Weiss related she was asked to join the Times after the 2016 presidential election, doing so “with gratitude and optimism three years ago.” Her job was to bring in voices not otherwise published by the newspaper, including centrists and conservatives.
“The reason for this effort was clear: The paper’s failure to anticipate the outcome of the 2016 election meant that it didn’t have a firm grasp of the country it covers,” she explained. “The priority in Opinion was to help redress that critical shortcoming.”
In spite of some successes, she said “the lessons that ought to have followed the election — lessons about the importance of understanding other Americans, the necessity of resisting tribalism, and the centrality of the free exchange of ideas to a democratic society — have not been learned.”
Rather, she added, “a new consensus has emerged in the press, but perhaps especially at this paper: that truth isn’t a process of collective discovery, but an orthodoxy already known to an enlightened few whose job is to inform everyone else.”
“My own forays into Wrongthink have made me the subject of constant bullying by colleagues who disagree with my views,” Weiss revealed about the corporate culture at The New York Times. “They have called me a Nazi and a racist; I have learned to brush off comments about how I’m ‘writing about the Jews again.’ Several colleagues perceived to be friendly with me were badgered by coworkers.”
The New York Times communicates internally by means of Slack, a platform to organize work within a company more efficiently. On the papers’ Slack channels, Weiss was being harassed by coworkers in many ways.

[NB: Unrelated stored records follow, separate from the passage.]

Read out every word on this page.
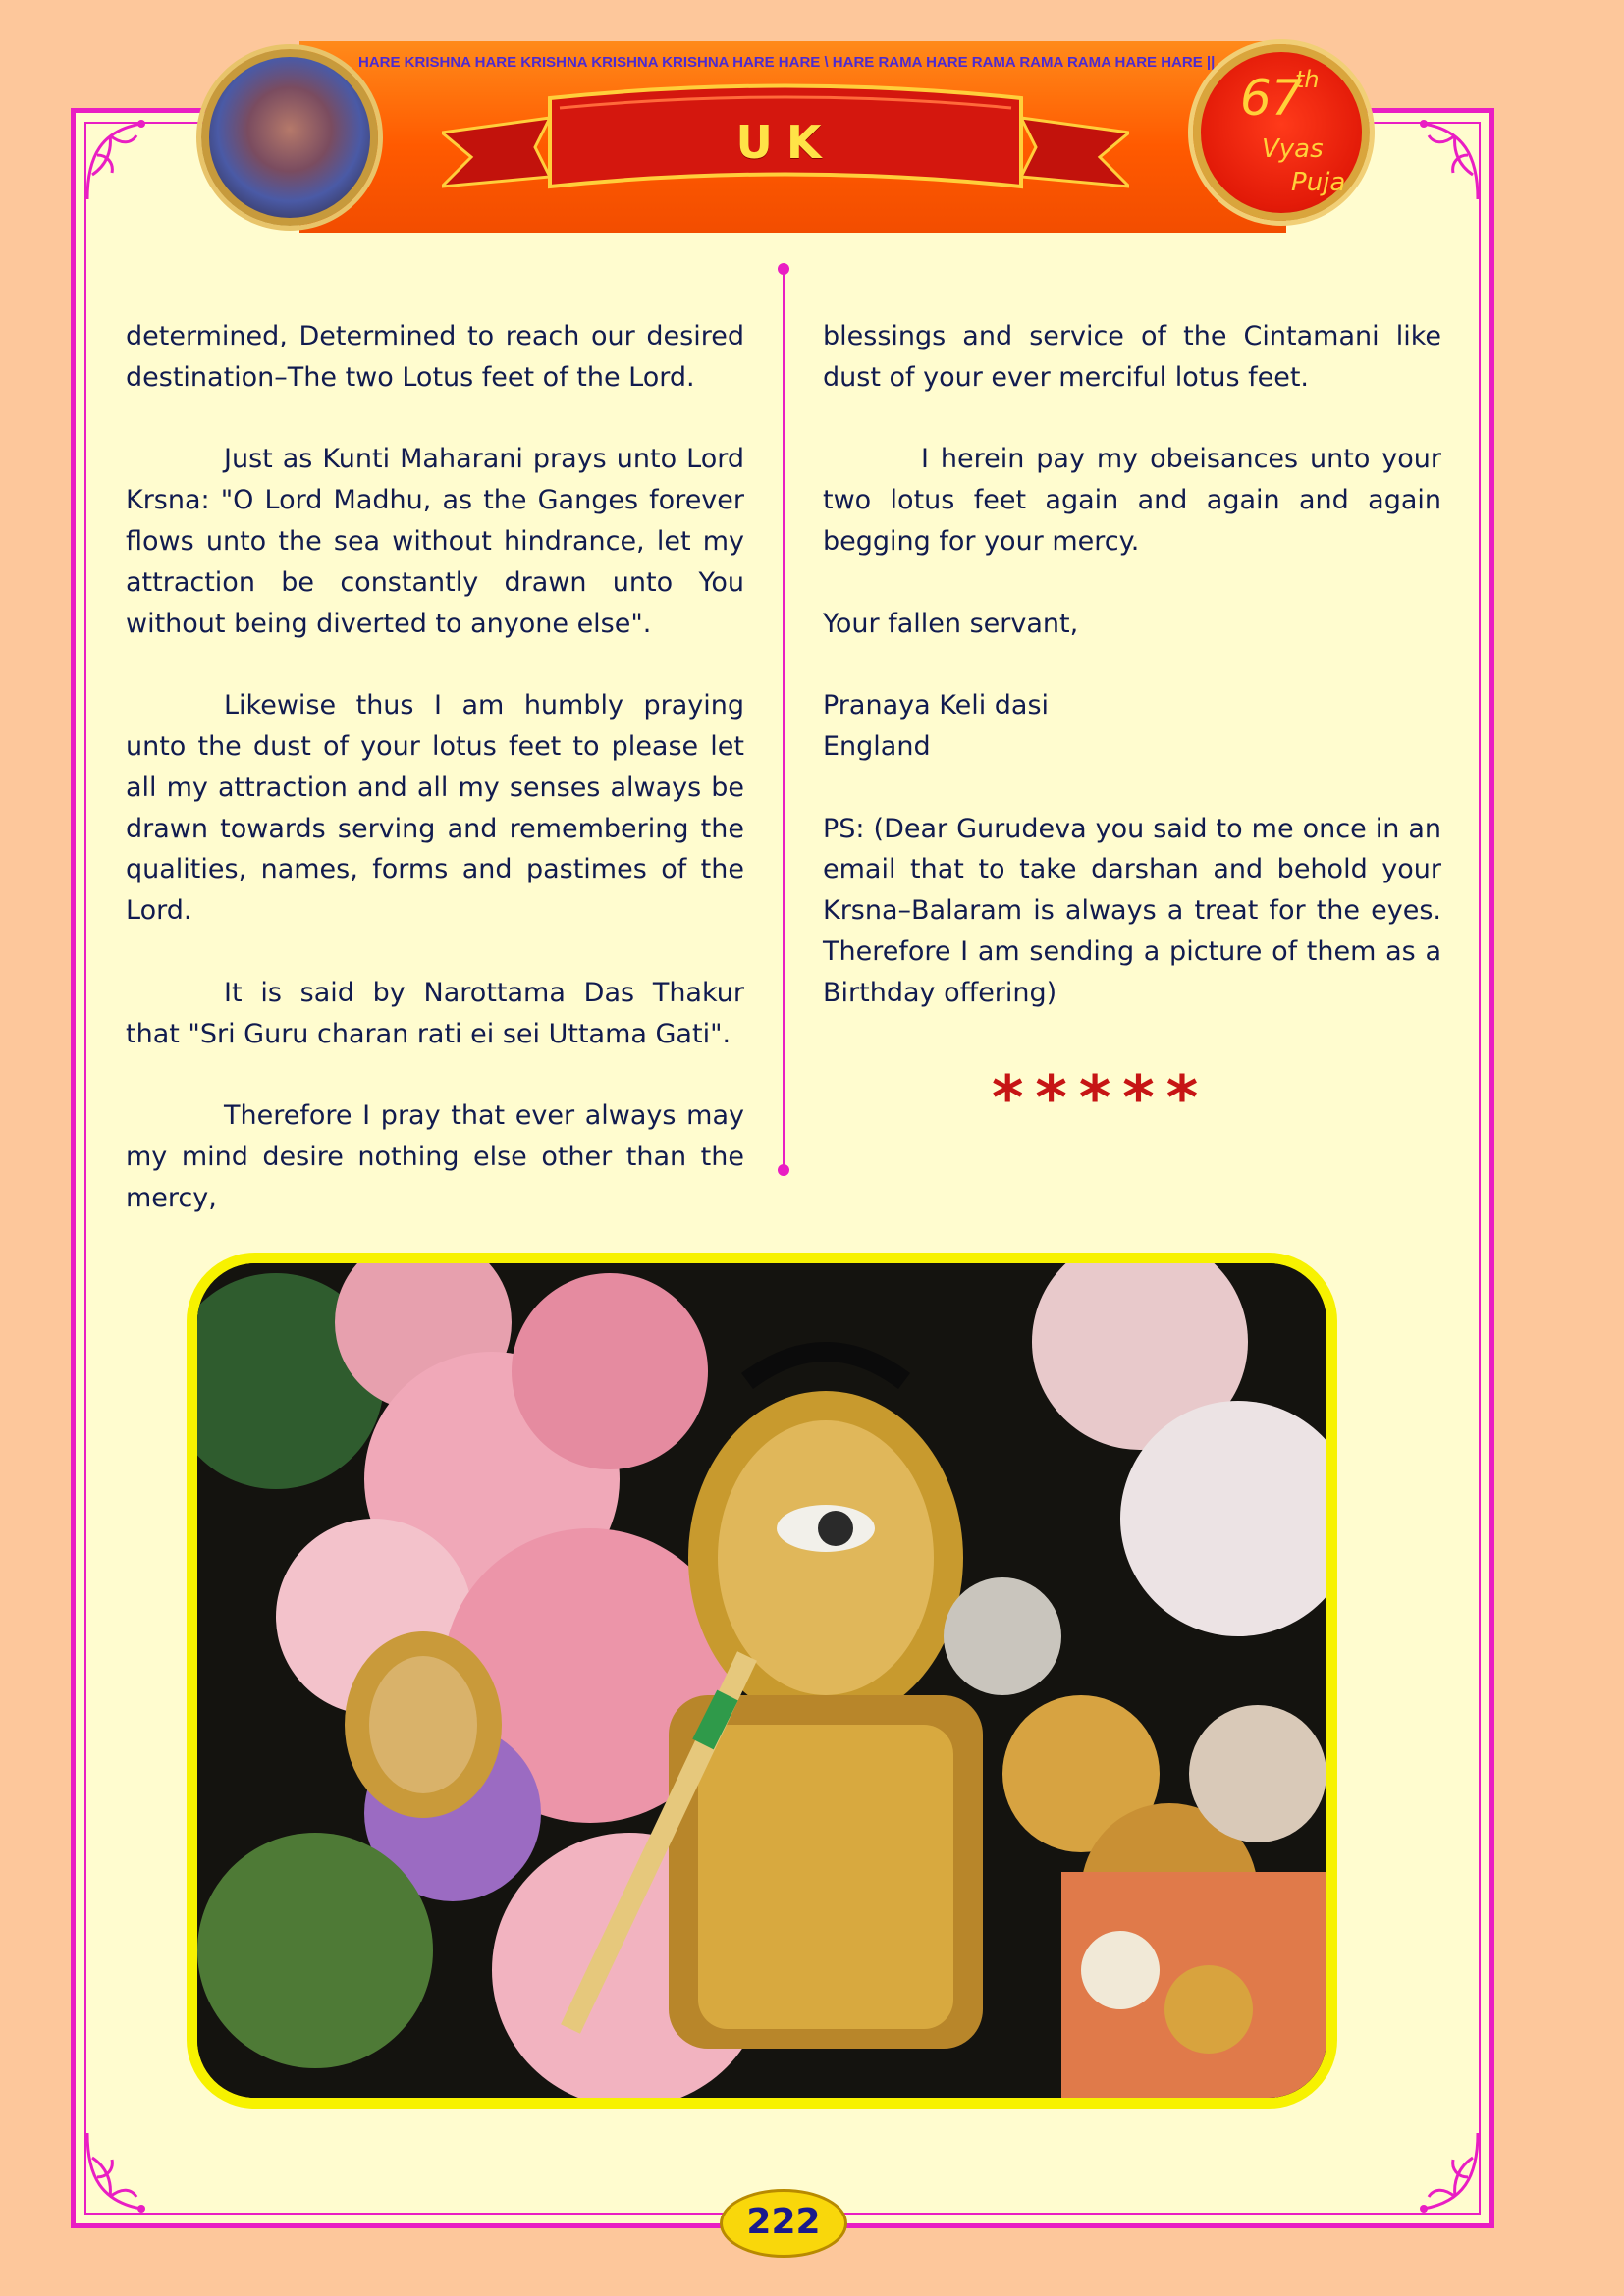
HARE KRISHNA HARE KRISHNA KRISHNA KRISHNA HARE HARE \ HARE RAMA HARE RAMA RAMA RAMA HARE HARE ||
UK
67
th
Vyas
Puja

determined, Determined to reach our desired destination–The two Lotus feet of the Lord.

Just as Kunti Maharani prays unto Lord Krsna: "O Lord Madhu, as the Ganges forever flows unto the sea without hindrance, let my attraction be constantly drawn unto You without being diverted to anyone else".

Likewise thus I am humbly praying unto the dust of your lotus feet to please let all my attraction and all my senses always be drawn towards serving and remembering the qualities, names, forms and pastimes of the Lord.

It is said by Narottama Das Thakur that "Sri Guru charan rati ei sei Uttama Gati".

Therefore I pray that ever always may my mind desire nothing else other than the mercy,

blessings and service of the Cintamani like dust of your ever merciful lotus feet.

I herein pay my obeisances unto your two lotus feet again and again and again begging for your mercy.

Your fallen servant,

Pranaya Keli dasi

England

PS: (Dear Gurudeva you said to me once in an email that to take darshan and behold your Krsna–Balaram is always a treat for the eyes. Therefore I am sending a picture of them as a Birthday offering)

*****
222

She said her “work and my character are openly demeaned,” with “masthead editors regularly weigh[ing] in. There, some coworkers insist I need to be rooted out if this company is to be a truly ‘inclusive’ one, while others post ax emojis next to my name.”
Weiss was also labeled “a liar and a bigot” by coworkers on Twitter, “with no fear that harassing me will be met with appropriate action. They never are.”
“There are terms for all of this: unlawful discrimination, hostile work environment, and constructive discharge,” she emphasized. “I’m no legal expert. But I know that this is wrong.”
Weiss openly criticized A. G. Sulzberger for having “allowed this kind of behavior to go on inside your company in full view of the paper’s entire staff and the public. And I certainly can’t square how you and other Times leaders have stood by while simultaneously praising me in private for my courage. Showing up for work as a centrist at an American newspaper should not require bravery.”